The performance of phaseless auxiliary-field quantum Monte Carlo on the ground state electronic energy of benzene

TL;DR

This paper evaluates the accuracy of phaseless auxiliary-field quantum Monte Carlo (ph-AFQMC) in calculating the ground state energy of benzene, demonstrating its effectiveness with simple trial wavefunctions and providing benchmark results.

Contribution

The study applies ph-AFQMC to benzene's ground state, comparing different trial wavefunctions and providing benchmark energies across basis sets, showcasing its accuracy and scalability.

Findings

ph-AFQMC+RHF deviates by -3.1(3) mE_h from consensus value

ph-AFQMC+CAS(6,6) deviates by -1.3(4) mE_h from consensus

Benchmark frozen core correlation energies provided for cc-pVTZ and cc-pVQZ

Abstract

The ground state electronic energy of benzene is the focus of a recent blind test by Eriksen and co-workers [arXiv:2008.02678]. In this note, we report the phaseless auxiliary-field quantum Monte Carlo (ph-AFQMC) results on the identical problem.

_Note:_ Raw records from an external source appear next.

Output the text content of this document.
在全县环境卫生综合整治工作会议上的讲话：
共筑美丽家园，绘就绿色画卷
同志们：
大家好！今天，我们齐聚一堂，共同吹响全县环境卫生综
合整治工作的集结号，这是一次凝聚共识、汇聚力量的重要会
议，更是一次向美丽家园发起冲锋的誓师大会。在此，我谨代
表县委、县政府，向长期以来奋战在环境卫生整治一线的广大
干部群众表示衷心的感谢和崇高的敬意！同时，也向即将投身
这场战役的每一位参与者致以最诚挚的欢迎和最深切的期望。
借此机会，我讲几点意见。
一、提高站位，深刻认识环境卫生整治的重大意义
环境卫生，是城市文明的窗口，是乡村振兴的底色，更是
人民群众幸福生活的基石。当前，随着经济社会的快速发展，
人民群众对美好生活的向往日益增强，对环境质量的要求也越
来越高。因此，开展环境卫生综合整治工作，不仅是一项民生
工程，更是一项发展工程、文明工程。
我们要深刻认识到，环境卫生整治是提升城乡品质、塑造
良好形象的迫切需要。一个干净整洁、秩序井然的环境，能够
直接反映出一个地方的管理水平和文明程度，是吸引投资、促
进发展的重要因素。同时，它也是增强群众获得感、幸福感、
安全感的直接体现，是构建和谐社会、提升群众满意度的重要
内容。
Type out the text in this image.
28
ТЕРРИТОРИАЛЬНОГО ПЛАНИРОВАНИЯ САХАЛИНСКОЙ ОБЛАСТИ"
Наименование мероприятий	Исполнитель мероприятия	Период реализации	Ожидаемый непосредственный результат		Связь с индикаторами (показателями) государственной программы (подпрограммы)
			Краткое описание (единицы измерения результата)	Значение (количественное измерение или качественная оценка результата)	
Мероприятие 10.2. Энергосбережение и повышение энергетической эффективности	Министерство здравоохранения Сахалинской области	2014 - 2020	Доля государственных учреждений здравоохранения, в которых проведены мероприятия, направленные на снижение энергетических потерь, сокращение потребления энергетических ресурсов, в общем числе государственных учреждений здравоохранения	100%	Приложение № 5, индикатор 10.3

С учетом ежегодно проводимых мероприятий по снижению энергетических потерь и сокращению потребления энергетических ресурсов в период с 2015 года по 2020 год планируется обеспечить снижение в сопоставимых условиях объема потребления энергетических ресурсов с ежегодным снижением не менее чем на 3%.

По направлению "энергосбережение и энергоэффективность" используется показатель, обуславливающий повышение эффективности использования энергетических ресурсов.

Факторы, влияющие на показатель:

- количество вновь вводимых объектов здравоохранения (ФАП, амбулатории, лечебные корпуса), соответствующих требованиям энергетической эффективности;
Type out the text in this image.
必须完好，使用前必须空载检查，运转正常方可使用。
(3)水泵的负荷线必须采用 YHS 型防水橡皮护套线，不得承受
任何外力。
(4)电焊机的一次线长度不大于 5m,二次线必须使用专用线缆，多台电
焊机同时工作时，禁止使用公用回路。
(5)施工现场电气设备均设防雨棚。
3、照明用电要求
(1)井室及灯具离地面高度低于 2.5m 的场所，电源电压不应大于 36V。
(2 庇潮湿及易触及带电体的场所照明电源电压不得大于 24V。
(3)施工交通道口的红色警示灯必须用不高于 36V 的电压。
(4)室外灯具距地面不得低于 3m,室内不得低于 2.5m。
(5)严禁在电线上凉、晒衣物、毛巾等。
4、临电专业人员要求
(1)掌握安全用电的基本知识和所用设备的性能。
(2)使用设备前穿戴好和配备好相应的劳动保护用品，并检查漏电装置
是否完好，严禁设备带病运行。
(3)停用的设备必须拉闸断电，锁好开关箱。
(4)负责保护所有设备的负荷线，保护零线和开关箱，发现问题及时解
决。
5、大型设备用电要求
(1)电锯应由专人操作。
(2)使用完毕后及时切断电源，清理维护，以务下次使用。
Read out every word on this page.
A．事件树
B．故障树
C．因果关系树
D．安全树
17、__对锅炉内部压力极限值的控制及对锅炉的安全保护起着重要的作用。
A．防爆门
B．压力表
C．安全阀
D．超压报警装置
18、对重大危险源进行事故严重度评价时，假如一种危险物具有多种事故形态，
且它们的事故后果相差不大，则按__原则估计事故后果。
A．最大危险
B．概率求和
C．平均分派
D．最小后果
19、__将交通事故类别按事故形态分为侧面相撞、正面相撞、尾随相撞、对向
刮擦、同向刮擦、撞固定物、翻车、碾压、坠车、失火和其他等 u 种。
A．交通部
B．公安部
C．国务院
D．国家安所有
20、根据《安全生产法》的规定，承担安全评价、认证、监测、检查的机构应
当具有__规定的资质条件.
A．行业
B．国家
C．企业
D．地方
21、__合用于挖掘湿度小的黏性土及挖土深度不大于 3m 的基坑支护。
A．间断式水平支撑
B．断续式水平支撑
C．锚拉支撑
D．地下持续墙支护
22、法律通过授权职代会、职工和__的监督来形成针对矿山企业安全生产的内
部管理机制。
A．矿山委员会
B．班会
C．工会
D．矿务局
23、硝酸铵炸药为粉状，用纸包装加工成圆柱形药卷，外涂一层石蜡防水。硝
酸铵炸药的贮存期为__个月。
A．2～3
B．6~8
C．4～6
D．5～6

We examine trial wavefunctions of the spin-restricted Hartree-Fock (RHF), and complete active space self-consistent field (CASSCF) with an active space of 6-electron and 6-orbital (i.e., CAS(6,6)) form for the cc-pVDZ basis set. ph-AFQMC+RHF deviates from the value where many methods agreed on (i.e., -863 m$E_h$) by -3.1(3) m$E_h$ whereas ph-AFQMC+CAS(6,6) deviates from the same value by -1.3(4) m$E_h$. In addition to this, we report the frozen core correlation energy of ph-AFQMC+RHF in the cc-pVTZ and cc-pVQZ basis sets as well as their complete basis set limit. Our findings highlight the accuracy, flexibility, and scalability of ph-AFQMC with simple trial wavefunctions.